Shifting into Distributed Organizing

Distributed organizing is growing in popularity, but what does it take to provide your membership with more autonomy and set them up for success? We’ll help you evaluate if distributed organizing can help you spark change.
What is distributed organizing?
Distributed organizing is an organizing model that empowers your members to play a crucial role in your wins. This model prioritizes the work being done by chapters or subsets of the organization and focuses on how building momentum at the local level can help yield larger victories.
It allows people to see themselves as more than sympathetic supporters, becoming active players in the movement. As their enthusiasm and engagement grow, so does the movement. A well-run distributed organizing program will create a leadership pipeline and build a skilled, connected progressive community.
This model has seen so much success, in part, because activists are experts in their own communities. By ceding some centralized control, campaigns and organizations can grow a more effective and agile operation.
What does this look like in practice?
It means that while your campaign will continue to guide the overall strategy, members will be strongly engaged as organizers, guiding and implementing the strategy at the local level. These members will communicate with each other frequently and meet often in person.
Distributed organizing drives a lot of small victories that all contribute towards your larger wins. Members will gain real organizing skills and leadership skills.
The Distributed Organizing Mindset
While distributed organizing can yield incredible results and help your campaign scale up quickly, it can also get messy. If your team is not comfortable letting go of messaging and isn’t open to local input about strategy, distributed organizing is not for your organization.
When your volunteer leaders are giving you their time and energy, you need to be prepared to give back. Dedicate staff and resources to helping your volunteers build skills, grow, and succeed. By providing your leaders with responsibility, authority, and accountability, you’ll find that you can scale your campaign quickly and effectively.
Identifying your Leaders
If you decide to run a distributed organizing program, you’ll ask your leaders to spend a lot of their free time organizing. To get and stay motivated, people need to see how their participation can make an impact. You can teach folks how to organize events or build out a digital presence but it has to start with their own organic enthusiasm for the cause.
Before you overhaul your organizing program, gauge the interest of your supporters. Start by having one-on-ones with your most active volunteers and ask if they’re willing to take on more ownership. You can also send an email blast to your most enthusiastic supporters and ask who is ready to organize locally.
You may get an overwhelmingly positive response and discover that folks were waiting for a way to maximize their impact. That’s great! You can continue building out a distributed organizing program.
If the enthusiasm of your supporters falls short, it’s time to regroup. Distributed organizing may be a weak fit for your campaign. It works best for campaigns that have a clear and simple goal, like electing a progressive candidate to office. If your supporters already struggle to understand the nuance of the issue you’re addressing, they may not be able to help you scale your movement.

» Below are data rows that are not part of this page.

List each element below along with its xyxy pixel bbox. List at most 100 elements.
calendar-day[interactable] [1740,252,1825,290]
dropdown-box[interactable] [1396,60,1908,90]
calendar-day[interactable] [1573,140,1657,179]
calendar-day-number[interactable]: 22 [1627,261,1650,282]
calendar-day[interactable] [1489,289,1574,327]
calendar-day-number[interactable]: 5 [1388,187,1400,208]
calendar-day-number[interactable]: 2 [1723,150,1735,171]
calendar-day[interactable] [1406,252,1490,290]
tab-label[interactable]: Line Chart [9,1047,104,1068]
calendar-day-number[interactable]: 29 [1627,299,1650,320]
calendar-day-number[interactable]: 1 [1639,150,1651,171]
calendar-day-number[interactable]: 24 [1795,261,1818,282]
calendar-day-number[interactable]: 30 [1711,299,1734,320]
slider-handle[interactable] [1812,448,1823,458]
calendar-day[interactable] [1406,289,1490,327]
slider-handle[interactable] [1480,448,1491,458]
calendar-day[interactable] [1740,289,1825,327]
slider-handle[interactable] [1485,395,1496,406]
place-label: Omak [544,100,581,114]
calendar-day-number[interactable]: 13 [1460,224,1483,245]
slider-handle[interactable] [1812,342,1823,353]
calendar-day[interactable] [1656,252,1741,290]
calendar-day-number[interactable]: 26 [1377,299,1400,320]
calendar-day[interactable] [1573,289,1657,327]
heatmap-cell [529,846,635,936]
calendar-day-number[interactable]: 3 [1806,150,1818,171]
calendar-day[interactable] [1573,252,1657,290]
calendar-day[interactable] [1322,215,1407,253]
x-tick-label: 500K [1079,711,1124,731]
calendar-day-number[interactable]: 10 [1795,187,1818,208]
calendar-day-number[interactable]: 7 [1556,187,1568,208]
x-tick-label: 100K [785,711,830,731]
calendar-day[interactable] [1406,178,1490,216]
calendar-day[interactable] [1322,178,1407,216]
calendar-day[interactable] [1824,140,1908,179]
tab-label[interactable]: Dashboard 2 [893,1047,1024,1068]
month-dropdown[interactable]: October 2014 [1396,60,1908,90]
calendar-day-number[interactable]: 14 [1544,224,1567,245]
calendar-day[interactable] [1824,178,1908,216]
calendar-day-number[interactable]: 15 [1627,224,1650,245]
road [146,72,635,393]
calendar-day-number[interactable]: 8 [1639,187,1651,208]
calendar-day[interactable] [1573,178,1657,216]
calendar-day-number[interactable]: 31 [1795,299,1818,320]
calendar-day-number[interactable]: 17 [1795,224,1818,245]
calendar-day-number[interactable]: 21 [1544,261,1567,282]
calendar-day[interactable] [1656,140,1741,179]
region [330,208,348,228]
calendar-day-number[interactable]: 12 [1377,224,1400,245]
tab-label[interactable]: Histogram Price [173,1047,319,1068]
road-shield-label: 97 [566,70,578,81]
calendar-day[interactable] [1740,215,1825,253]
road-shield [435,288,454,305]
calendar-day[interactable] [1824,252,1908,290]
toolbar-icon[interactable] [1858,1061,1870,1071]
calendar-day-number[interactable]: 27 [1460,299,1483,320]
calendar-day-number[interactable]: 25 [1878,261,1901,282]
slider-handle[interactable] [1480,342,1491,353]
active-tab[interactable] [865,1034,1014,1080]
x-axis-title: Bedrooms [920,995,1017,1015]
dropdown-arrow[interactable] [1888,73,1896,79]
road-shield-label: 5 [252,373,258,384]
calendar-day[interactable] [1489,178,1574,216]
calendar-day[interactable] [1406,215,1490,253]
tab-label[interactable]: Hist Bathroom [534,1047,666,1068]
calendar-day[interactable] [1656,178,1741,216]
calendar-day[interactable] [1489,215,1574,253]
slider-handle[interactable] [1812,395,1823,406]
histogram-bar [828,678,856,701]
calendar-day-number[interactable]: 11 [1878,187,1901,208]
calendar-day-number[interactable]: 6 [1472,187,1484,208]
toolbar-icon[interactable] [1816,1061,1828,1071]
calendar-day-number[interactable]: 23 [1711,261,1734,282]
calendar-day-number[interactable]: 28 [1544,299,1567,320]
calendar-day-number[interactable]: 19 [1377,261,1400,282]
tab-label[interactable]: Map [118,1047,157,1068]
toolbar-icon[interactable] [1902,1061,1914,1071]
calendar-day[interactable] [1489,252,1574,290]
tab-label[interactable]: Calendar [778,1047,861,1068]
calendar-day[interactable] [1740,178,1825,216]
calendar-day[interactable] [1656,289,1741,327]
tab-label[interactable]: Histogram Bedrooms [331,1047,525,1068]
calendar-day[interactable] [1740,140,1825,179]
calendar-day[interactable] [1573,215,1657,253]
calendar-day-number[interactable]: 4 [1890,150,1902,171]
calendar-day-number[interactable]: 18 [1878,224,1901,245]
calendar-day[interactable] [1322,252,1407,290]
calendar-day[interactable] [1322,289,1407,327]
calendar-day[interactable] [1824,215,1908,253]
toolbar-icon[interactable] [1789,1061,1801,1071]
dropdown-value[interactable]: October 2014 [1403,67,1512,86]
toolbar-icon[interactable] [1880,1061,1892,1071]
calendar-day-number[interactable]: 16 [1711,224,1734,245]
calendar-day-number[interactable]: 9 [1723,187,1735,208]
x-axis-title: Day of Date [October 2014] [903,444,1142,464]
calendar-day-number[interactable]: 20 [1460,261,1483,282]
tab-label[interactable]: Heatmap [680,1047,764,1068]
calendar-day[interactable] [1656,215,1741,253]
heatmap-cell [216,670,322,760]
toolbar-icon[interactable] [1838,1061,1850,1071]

It’s also possible that your first round of messaging missed the mark. Consider tweaking your pitch and trying to rally supporter buy-in again. Sometimes the framing that motivates your staff isn’t aligned with the framing that speaks to folks on the ground.
Once a few folks raise their hands, it’s time to help your supporters skill up. But first, make sure that your campaign or organization has structures in place to support the transition.
Getting Structured
Distributed organizing programs allow for a lot of local autonomy, but they also need structure to succeed. By offering a clear delineation of responsibilities between the campaign and each chapter, you can keep everyone on track.
Write an organizational mission statement to guide each chapter. Create a framework of engagement for organizing on and offline in their communities. This helps ensure that your chapters don’t lose sight of the campaign’s central goals.
Define each volunteer role. Before you ask something of a volunteer leader, go through all of the tasks of the role yourself. Document the amount of time and energy it takes. Note what skills helped you accomplish the task. Ask yourself if it is reasonable to for someone to tackle that level of work as a volunteer. The work of one paid organizer can often be divided between 3 or 4 dedicated volunteer leaders.
Ask your team the following questions:
What’s the process for setting up a new chapter?
What are the essential roles for each chapter to fill?
How is the authority for a chapter handed off?
Does each member know how to onboard new supporters?
What’s the process for onboarding a new member?
How will we support each chapter’s success?
What’s our process for listening to chapter input?
Evaluate your technology. Launching a distributed organizing program requires a strong communication structure. Good technology will ensure that essential details get communicated and data is properly shared.
NGP VAN offers tools that enable supporters to easily host their own events while ensuring that all attendee information is still synced back to the campaign.
MiniVAN, the premiere mobile canvassing app, you can organize a canvass or engage with people you meet on the street and at events.
Workplace tools like Slack and Google Drive are also excellent tools, enabling you to share documentation and maintain strong lines of communication. Consider starting Facebook or Slack groups for all of your chapter leaders. They will be able to build community and trade ideas, making each chapter stronger.
With these basic steps, you can set up a strong network of distributed power and influence. By empowering your members with the skills that they need to lead, you can quickly scale up your campaign and achieve larger buy-in.